We’re looking forward to the new year. I want to thank immediate past president Laura Glaze for her outstanding leadership. During her presidency, CABA’s 2011-12 year was highlighted by several successes, including excellent golf and tennis tournaments (which together raised thousands of dollars for the Mississippi Volunteer Lawyers Project), launching CABA’s electronic newsletter, and a diversity conference which raised $4,000 for the Reuben V. Anderson Minority Scholarships at both MC and Ole Miss law schools.
We look forward to continuing the tradition of service in the new year with an emphasis on communication, professionalism, and public service.
Communication is important to CABA membership and will be a focus in the upcoming year. We look forward to expanding service to our members through greater and more flexible access to timely information, publication, and opportunities for service through a new and more interactive website design. Our new CABA Information Card is another tool for us to succinctly communicate who we are, highlight what we do, and offer opportunities to get involved. Communication flows both ways. Let us hear from you!
Professionalism and collegiality also remain a critical emphasis for CABA. In fact, it has long been a core tenet of CABA’s mission statement “to promote and cultivate the spirit of cooperation and good fellowship among the members of this association; and all to the end of fostering and maintaining the highest respect of the members of the community.” We look forward to providing opportunities to strengthen the relationship among our members with CABA social and athletic events, service projects, and regular membership meetings.
We also look forward to continuing CABA’s commitment to pro bono and to public service. Pro bono and public service are at the heart of this honorable profession. As Governor Winter recognized in The Measure of Our Days, we have the “privilege of providing wise and unselfish leadership in the solving of the problems of our community, our state and our nation. We must remember that it will not be enough that we are good lawyers. We must also be good citizens.” There is no greater opportunity to demonstrate that than through pro bono service.
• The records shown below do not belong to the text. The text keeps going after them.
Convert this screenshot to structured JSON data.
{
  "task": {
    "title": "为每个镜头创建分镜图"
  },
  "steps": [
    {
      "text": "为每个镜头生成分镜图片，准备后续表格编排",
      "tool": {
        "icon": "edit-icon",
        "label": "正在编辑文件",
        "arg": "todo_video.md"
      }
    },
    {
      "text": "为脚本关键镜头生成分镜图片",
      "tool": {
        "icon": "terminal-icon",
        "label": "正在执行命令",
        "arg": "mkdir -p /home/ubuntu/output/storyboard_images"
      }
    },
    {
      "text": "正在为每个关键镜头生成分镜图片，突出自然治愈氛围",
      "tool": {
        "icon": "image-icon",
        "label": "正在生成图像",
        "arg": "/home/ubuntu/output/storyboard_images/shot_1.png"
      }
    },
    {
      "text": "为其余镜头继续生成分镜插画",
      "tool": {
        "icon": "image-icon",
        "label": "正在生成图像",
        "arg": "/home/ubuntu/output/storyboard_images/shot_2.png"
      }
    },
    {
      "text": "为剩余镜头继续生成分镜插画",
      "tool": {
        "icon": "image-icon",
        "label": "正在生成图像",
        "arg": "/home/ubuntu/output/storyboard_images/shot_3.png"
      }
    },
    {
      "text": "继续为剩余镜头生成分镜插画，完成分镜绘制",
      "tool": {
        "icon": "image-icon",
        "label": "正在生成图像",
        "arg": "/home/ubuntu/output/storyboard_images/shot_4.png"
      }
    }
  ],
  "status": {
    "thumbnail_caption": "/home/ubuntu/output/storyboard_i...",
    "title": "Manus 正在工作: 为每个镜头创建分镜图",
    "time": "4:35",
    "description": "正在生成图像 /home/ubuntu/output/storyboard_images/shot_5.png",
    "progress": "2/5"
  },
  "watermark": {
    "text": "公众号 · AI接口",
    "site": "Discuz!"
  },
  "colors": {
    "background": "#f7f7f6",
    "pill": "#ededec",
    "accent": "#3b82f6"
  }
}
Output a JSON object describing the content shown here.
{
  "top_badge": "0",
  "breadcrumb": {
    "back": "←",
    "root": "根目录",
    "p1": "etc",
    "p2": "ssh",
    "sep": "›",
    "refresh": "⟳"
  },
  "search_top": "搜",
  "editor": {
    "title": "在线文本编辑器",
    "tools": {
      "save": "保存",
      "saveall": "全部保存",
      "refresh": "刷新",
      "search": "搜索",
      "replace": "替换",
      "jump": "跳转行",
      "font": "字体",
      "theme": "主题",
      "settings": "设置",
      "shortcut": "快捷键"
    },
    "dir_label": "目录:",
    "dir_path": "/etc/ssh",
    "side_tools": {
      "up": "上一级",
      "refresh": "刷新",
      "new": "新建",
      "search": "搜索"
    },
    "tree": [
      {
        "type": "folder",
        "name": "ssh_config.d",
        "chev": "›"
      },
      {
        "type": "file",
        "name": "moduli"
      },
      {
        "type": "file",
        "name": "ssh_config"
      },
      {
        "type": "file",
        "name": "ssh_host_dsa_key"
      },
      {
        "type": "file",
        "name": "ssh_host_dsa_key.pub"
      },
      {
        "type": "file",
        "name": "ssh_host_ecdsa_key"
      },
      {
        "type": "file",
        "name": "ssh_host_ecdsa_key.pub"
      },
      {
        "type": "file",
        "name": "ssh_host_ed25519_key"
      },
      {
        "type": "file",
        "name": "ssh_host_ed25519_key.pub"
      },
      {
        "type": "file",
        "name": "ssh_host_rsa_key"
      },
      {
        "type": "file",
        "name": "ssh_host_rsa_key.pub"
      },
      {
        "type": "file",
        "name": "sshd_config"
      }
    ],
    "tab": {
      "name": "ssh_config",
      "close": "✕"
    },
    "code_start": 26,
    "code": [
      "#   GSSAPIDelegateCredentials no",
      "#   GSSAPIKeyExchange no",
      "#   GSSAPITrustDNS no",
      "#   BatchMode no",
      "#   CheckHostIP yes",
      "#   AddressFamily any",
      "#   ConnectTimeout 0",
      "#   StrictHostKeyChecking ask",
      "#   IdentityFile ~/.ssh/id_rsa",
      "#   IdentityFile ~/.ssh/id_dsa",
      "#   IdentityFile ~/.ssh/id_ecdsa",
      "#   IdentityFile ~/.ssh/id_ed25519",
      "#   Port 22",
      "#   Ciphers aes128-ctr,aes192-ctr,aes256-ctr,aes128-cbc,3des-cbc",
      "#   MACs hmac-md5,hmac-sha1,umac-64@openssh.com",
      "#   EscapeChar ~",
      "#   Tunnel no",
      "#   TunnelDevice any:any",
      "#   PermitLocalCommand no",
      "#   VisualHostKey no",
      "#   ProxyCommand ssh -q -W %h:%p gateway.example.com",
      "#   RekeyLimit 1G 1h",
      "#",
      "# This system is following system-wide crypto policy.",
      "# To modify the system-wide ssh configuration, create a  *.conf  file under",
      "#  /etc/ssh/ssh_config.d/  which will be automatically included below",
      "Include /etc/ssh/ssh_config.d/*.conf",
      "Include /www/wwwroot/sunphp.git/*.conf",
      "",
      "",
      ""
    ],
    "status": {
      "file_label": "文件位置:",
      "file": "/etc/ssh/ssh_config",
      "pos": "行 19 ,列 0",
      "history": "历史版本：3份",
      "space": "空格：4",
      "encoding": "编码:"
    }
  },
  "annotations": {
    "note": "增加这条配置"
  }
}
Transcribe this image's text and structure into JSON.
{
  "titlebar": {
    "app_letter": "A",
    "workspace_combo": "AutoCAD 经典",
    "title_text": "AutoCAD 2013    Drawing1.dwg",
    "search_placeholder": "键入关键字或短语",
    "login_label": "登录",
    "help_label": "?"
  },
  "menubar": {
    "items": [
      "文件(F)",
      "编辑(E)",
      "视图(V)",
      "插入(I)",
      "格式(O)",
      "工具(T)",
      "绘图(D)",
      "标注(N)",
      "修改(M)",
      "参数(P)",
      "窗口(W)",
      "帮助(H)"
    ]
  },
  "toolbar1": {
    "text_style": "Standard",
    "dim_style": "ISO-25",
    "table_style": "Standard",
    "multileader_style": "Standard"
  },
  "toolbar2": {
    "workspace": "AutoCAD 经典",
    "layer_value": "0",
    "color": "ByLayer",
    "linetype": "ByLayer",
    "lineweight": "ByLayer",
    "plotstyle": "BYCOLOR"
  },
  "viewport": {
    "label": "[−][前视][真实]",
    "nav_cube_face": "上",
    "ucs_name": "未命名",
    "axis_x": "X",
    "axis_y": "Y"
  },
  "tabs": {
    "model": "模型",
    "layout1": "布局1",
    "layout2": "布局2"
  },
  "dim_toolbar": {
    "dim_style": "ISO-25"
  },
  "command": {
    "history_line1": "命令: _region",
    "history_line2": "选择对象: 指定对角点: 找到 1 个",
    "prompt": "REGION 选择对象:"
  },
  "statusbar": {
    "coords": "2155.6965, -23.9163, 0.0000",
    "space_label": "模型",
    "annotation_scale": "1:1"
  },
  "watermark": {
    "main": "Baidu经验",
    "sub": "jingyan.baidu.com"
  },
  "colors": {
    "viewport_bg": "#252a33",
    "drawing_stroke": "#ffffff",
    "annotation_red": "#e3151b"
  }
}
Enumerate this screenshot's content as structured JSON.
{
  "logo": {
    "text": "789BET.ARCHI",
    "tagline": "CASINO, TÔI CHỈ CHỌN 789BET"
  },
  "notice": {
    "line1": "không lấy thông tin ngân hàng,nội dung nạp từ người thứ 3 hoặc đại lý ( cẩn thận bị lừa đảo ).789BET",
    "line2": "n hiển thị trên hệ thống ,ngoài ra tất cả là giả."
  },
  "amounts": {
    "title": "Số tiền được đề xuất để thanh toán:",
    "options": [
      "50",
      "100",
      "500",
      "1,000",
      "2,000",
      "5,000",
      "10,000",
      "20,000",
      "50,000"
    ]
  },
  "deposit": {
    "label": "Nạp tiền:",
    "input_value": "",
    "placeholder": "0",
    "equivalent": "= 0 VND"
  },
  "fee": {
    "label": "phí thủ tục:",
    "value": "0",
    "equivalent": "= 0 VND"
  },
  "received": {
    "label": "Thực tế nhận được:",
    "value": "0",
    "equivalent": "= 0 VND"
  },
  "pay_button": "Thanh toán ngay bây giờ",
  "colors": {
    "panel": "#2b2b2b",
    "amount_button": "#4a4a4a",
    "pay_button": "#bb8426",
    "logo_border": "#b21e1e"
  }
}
Through the annual golf and tennis tournaments, CABA raised approximately $6,000 for the Mississippi Volunteer Lawyers Project. CABA will continue to encourage pro bono service and to financially support MVLP. Without a doubt, the unmet legal needs of the poor are great and remain a challenge for our justice system. But there is hope. Our local pro bono legal service organizations are under excellent leadership and, more importantly, we’ve seen what is possible. Many who were involved with pro bono disaster legal assistance in the months after Hurricane Katrina witnessed the personal and professional generosity of hundreds of pro bono lawyers that harnessed a spirit of service within our profession. There is still great need. And today, although we’re thankfully not facing the devastation of a natural disaster, I firmly believe that the spirit of service remains at the core of our profession.
As we look forward to CABA’s 80th year, it’s also important to reflect on our history and the men and women who have served as presidents and leaders of CABA. The late Judge Charles Clark, Sherwood Wise, and many other past presidents have left a strong legacy—to the profession, to this bar association and to us individually. Many of them—whether directly or indirectly—have been our personal and professional mentors.
As we begin the summer months of vacation, the bar convention, summer clerks and (soon) new lawyers, take time to mentor a young lawyer or law student. In the foreword to his ethics treatise, Professor Jackson begins “in law practice, I had a mentor…” Perhaps the best way to begin building on CABA’s next 80 years is to start mentoring the next generation.